Installation view of 《Hidden, Covered, and Distorted》 (Gallery DOS, 2021) ©Sangwoo Yoo

The Shape of Breath

Despite the increasingly complex and refined nature of language, people living in contemporary society remain disconnected and often misunderstand one another. Like any physical tool, language is used according to the user’s intention. It can become a link for harmony or a seed for conflict.

Yet, despite the stability granted by shared symbols, language retains an indefinable depth that cannot be fully explained. Sangwoo Yoo questions how the thin, transparent layers of culture and subjectivity inscribed on people’s bodies—often without their awareness—distort the shape of emotionless linguistic signs and lead to unpredictable outcomes.

The moment thought begins with the acquisition of speech, it seeks reasons for instinctive desires and casts its own dice toward direction. Even with one’s mouth closed, an inner voice echoes in the mind; even with eyes shut, experiences reappear. These sensations are edited and reinterpreted within the language one has learned. Records considered “objective” are also distorted through language, distancing themselves from the original events.

Across Yoo’s works, some form of “shell” is always present. While the thin membranes in his pieces may appear to resemble the forms beneath them, it remains unclear whether the artist actually coated the objects. The shells he adds may obscure the essence behind the veil, or conversely, serve as a provocative device that draws attention to trivial objects otherwise overlooked.


Sangwoo Yoo, Fragment of Green, 2021, Leaf, objects, single-channel video, Dimensions variable ©Sangwoo Yoo

At times, the shell itself becomes the essence. Despite its fragility, it absorbs external influences. In such cases, what fills the interior distorts the original form, becoming a precarious and deceptive measure of interpretation. Through works resembling laboratory apparatuses, the artist encounters the multiple faces of language embedded in the forms he constructs and the processes that generate them. The results that emerge through these devices are ambiguous—whether they are purified states filtered through refinement or turbid residues tinted by the apparatus itself. Yet, like a substance flowing through the bloodstream and altering vision, language permeates perception.

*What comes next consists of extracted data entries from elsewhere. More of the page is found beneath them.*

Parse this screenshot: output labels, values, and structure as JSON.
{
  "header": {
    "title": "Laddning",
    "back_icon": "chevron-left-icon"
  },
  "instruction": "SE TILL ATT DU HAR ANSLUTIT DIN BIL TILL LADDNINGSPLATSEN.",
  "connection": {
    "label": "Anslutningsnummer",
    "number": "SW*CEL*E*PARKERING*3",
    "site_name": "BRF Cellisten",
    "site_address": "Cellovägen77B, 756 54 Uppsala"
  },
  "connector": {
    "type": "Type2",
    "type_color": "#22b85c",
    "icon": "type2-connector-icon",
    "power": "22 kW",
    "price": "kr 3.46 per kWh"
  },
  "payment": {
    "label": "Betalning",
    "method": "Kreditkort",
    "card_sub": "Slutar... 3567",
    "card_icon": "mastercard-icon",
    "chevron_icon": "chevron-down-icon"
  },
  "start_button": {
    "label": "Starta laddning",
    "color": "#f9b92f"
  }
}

The dark stains on the surface of his works appear as deliberate marks or forms. Depending on perspective, the viewer may interpret them as damaged language—ink particles disrupted by liquid once adhered to paper. If one seeks familiar shapes to navigate the confusion of encountering the unfamiliar, the marks may represent an unknown language yet to be learned. The liquid that transforms letters into stains functions, outside the artist’s control, as both a flaw and an external disruption of essence. Paradoxically, however, it is language itself—this staining liquid—that distorts viewers’ judgments and thoughts about the work.


Installation view of 《Hidden, Covered, and Distorted》 (Gallery DOS, 2021) ©Sangwoo Yoo

The brief process through which a viewer observes and interprets a work resembles the moment a drop of water falls and leaves a faint stain. The outcome that emerges through the filter of thought may become purity or residue for trivial and unexpected reasons.

The shallow marks that seem destined to disappear soon acquire unforeseen colors and shapes, influenced by ambient temperature, dust, and other quiet elements that defy calculated prediction. Through Yoo’s experiments, we are prompted to reconsider what we have been mixing into language and how we have been using it.